/big-data-adelaide-bootcamp

The Audit Kaggle Competition for the Big Data Adelaide Bootcamp

Primary LanguageR

Big Data Adelaide Bootcamp

The Audit Kaggle Competition

Available at Kaggle Competition - Adelaide Bootcamp- Audit

Overview

Your task here is to use machine learning to predict if an individuals financial affairs are fraudulent or not. For each ID in the test set, you must predict a 0 or 1 value for the Target variable.

Description

The audit dataset is an artificially constructed dataset that has some of the characteristics of a true financial audit dataset for modelling productive and non-productive audits of a person's financial statement.

Expected Outcomes

The audit dataset is used to illustrate binary classification. The target variable is identified as Target.

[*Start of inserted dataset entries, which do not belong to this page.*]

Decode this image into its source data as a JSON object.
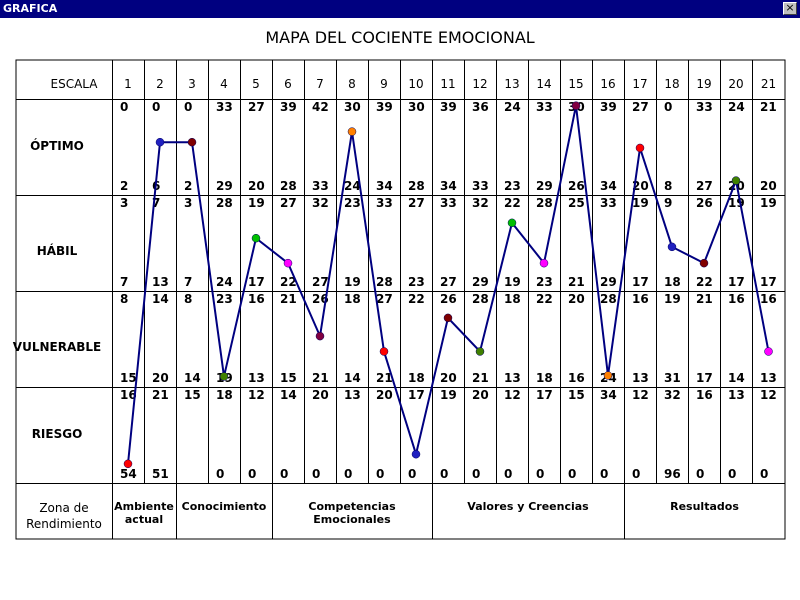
{
  "window": {
    "title": "GRAFICA",
    "close_label": "×"
  },
  "chart_data": {
    "type": "line",
    "title": "MAPA DEL COCIENTE EMOCIONAL",
    "header_label": "ESCALA",
    "scales": [
      "1",
      "2",
      "3",
      "4",
      "5",
      "6",
      "7",
      "8",
      "9",
      "10",
      "11",
      "12",
      "13",
      "14",
      "15",
      "16",
      "17",
      "18",
      "19",
      "20",
      "21"
    ],
    "bands": [
      {
        "name": "ÓPTIMO",
        "top": [
          "0",
          "0",
          "0",
          "33",
          "27",
          "39",
          "42",
          "30",
          "39",
          "30",
          "39",
          "36",
          "24",
          "33",
          "30",
          "39",
          "27",
          "0",
          "33",
          "24",
          "21"
        ],
        "bottom": [
          "2",
          "6",
          "2",
          "29",
          "20",
          "28",
          "33",
          "24",
          "34",
          "28",
          "34",
          "33",
          "23",
          "29",
          "26",
          "34",
          "20",
          "8",
          "27",
          "20",
          "20"
        ]
      },
      {
        "name": "HÁBIL",
        "top": [
          "3",
          "7",
          "3",
          "28",
          "19",
          "27",
          "32",
          "23",
          "33",
          "27",
          "33",
          "32",
          "22",
          "28",
          "25",
          "33",
          "19",
          "9",
          "26",
          "19",
          "19"
        ],
        "bottom": [
          "7",
          "13",
          "7",
          "24",
          "17",
          "22",
          "27",
          "19",
          "28",
          "23",
          "27",
          "29",
          "19",
          "23",
          "21",
          "29",
          "17",
          "18",
          "22",
          "17",
          "17"
        ]
      },
      {
        "name": "VULNERABLE",
        "top": [
          "8",
          "14",
          "8",
          "23",
          "16",
          "21",
          "26",
          "18",
          "27",
          "22",
          "26",
          "28",
          "18",
          "22",
          "20",
          "28",
          "16",
          "19",
          "21",
          "16",
          "16"
        ],
        "bottom": [
          "15",
          "20",
          "14",
          "19",
          "13",
          "15",
          "21",
          "14",
          "21",
          "18",
          "20",
          "21",
          "13",
          "18",
          "16",
          "24",
          "13",
          "31",
          "17",
          "14",
          "13"
        ]
      },
      {
        "name": "RIESGO",
        "top": [
          "16",
          "21",
          "15",
          "18",
          "12",
          "14",
          "20",
          "13",
          "20",
          "17",
          "19",
          "20",
          "12",
          "17",
          "15",
          "34",
          "12",
          "32",
          "16",
          "13",
          "12"
        ],
        "bottom": [
          "54",
          "51",
          "",
          "0",
          "0",
          "0",
          "0",
          "0",
          "0",
          "0",
          "0",
          "0",
          "0",
          "0",
          "0",
          "0",
          "0",
          "96",
          "0",
          "0",
          "0"
        ]
      }
    ],
    "zone_label": [
      "Zona de",
      "Rendimiento"
    ],
    "zones": [
      {
        "lines": [
          "Ambiente",
          "actual"
        ],
        "span": 2
      },
      {
        "lines": [
          "Conocimiento"
        ],
        "span": 3
      },
      {
        "lines": [
          "Competencias",
          "Emocionales"
        ],
        "span": 5
      },
      {
        "lines": [
          "Valores y Creencias"
        ],
        "span": 6
      },
      {
        "lines": [
          "Resultados"
        ],
        "span": 5
      }
    ],
    "line_color": "#000080",
    "points": [
      {
        "scale": 1,
        "band": "RIESGO",
        "frac": 0.2,
        "color": "#ff0000"
      },
      {
        "scale": 2,
        "band": "ÓPTIMO",
        "frac": 0.55,
        "color": "#2020c0"
      },
      {
        "scale": 3,
        "band": "ÓPTIMO",
        "frac": 0.55,
        "color": "#800000"
      },
      {
        "scale": 4,
        "band": "VULNERABLE",
        "frac": 0.11,
        "color": "#408000"
      },
      {
        "scale": 5,
        "band": "HÁBIL",
        "frac": 0.55,
        "color": "#00c000"
      },
      {
        "scale": 6,
        "band": "HÁBIL",
        "frac": 0.29,
        "color": "#ff00ff"
      },
      {
        "scale": 7,
        "band": "VULNERABLE",
        "frac": 0.53,
        "color": "#800040"
      },
      {
        "scale": 8,
        "band": "ÓPTIMO",
        "frac": 0.66,
        "color": "#ff8000"
      },
      {
        "scale": 9,
        "band": "VULNERABLE",
        "frac": 0.37,
        "color": "#ff0000"
      },
      {
        "scale": 10,
        "band": "RIESGO",
        "frac": 0.3,
        "color": "#2020c0"
      },
      {
        "scale": 11,
        "band": "VULNERABLE",
        "frac": 0.72,
        "color": "#800000"
      },
      {
        "scale": 12,
        "band": "VULNERABLE",
        "frac": 0.37,
        "color": "#408000"
      },
      {
        "scale": 13,
        "band": "HÁBIL",
        "frac": 0.71,
        "color": "#00c000"
      },
      {
        "scale": 14,
        "band": "HÁBIL",
        "frac": 0.29,
        "color": "#ff00ff"
      },
      {
        "scale": 15,
        "band": "ÓPTIMO",
        "frac": 0.93,
        "color": "#800040"
      },
      {
        "scale": 16,
        "band": "VULNERABLE",
        "frac": 0.12,
        "color": "#ff8000"
      },
      {
        "scale": 17,
        "band": "ÓPTIMO",
        "frac": 0.49,
        "color": "#ff0000"
      },
      {
        "scale": 18,
        "band": "HÁBIL",
        "frac": 0.46,
        "color": "#2020c0"
      },
      {
        "scale": 19,
        "band": "HÁBIL",
        "frac": 0.29,
        "color": "#800000"
      },
      {
        "scale": 20,
        "band": "ÓPTIMO",
        "frac": 0.15,
        "color": "#408000"
      },
      {
        "scale": 21,
        "band": "VULNERABLE",
        "frac": 0.37,
        "color": "#ff00ff"
      }
    ]
  }
}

  • A productive audit is one which identifies errors or inaccuracies in the information provided by a client.
  • A non-productive audit is usually an audit which found all supplied information to be in order.

Your task is to predict if an individual has provided inaccuracies in their information

The dataset itself is derived from publicly available data (which has nothing to do with audits).

Competition Scoring

Metric

Your score is the percentage of individuals you correctly predict. This is known simply as "accuracy”.

Submission File Format

You should submit a csv file with exactly 9,676 entries plus a header row. Your submission will show an error if you have extra columns (beyond Id and Target) or rows.

The submission file should have exactly 2 columns:

  • Id (sorted in any order)
  • Target (contains your binary predictions: 1 for productive-audit, 0 for non-productive.)

Sample Submission

"ID","Target"
1000466,0
1001107,0
1001779,0
1002020,1
1002080,1

Data Overview

The data has been split into two groups:

  • training set (audit_train.csv)
  • test set (audit_test.csv)

The training set should be used to build your machine learning models. For the training set, we provide the target outcome (also known as the “ground truth”) for each individual. Your model will be based on “features” like individual's occupation or income. You can also use feature engineering to create new features.

The test set should be used to see how well your model performs on unseen data. For the test set, we do not provide the ground truth for each individual.

Data Format

A data frame. In line with data mining terminology we refer to the rows of the data frame (or the observations) as entities. The columns are refered to as variables. The entities represent people in this case. We describe the variables here:

Data Dictionary

ID         - This is a unique identifier for each person.
Age        - The age.
Employment - The type of employment.
Education  - The highest level of education.
Marital    - Current marital status.
Occupation - The type of occupation.
Income     - The amount of income declared.
Gender     - The persons gender.
Deductions - Total amount of expenses that a person claims in their financial statement.
Hours      - The average hours worked on a weekly basis.
Accounts   - The main country in which the person has most of their money banked.
Adjustment - This variable records the monetary amount of any adjustment to the person's financial claims as a result of a productive audit.
Target     - The target variable for modelling (generally for classification modelling).

Notes

Adjustment This variable, which should not be treated as an input variable, is thus a measure of the size of the risk associated with the person.

Target This is a numeric field of class integer, but limited to 0 and 1, indicating non-productive and productive audits, respectively. Productive audits are those that result in an adjustment being made to a client's financial statement.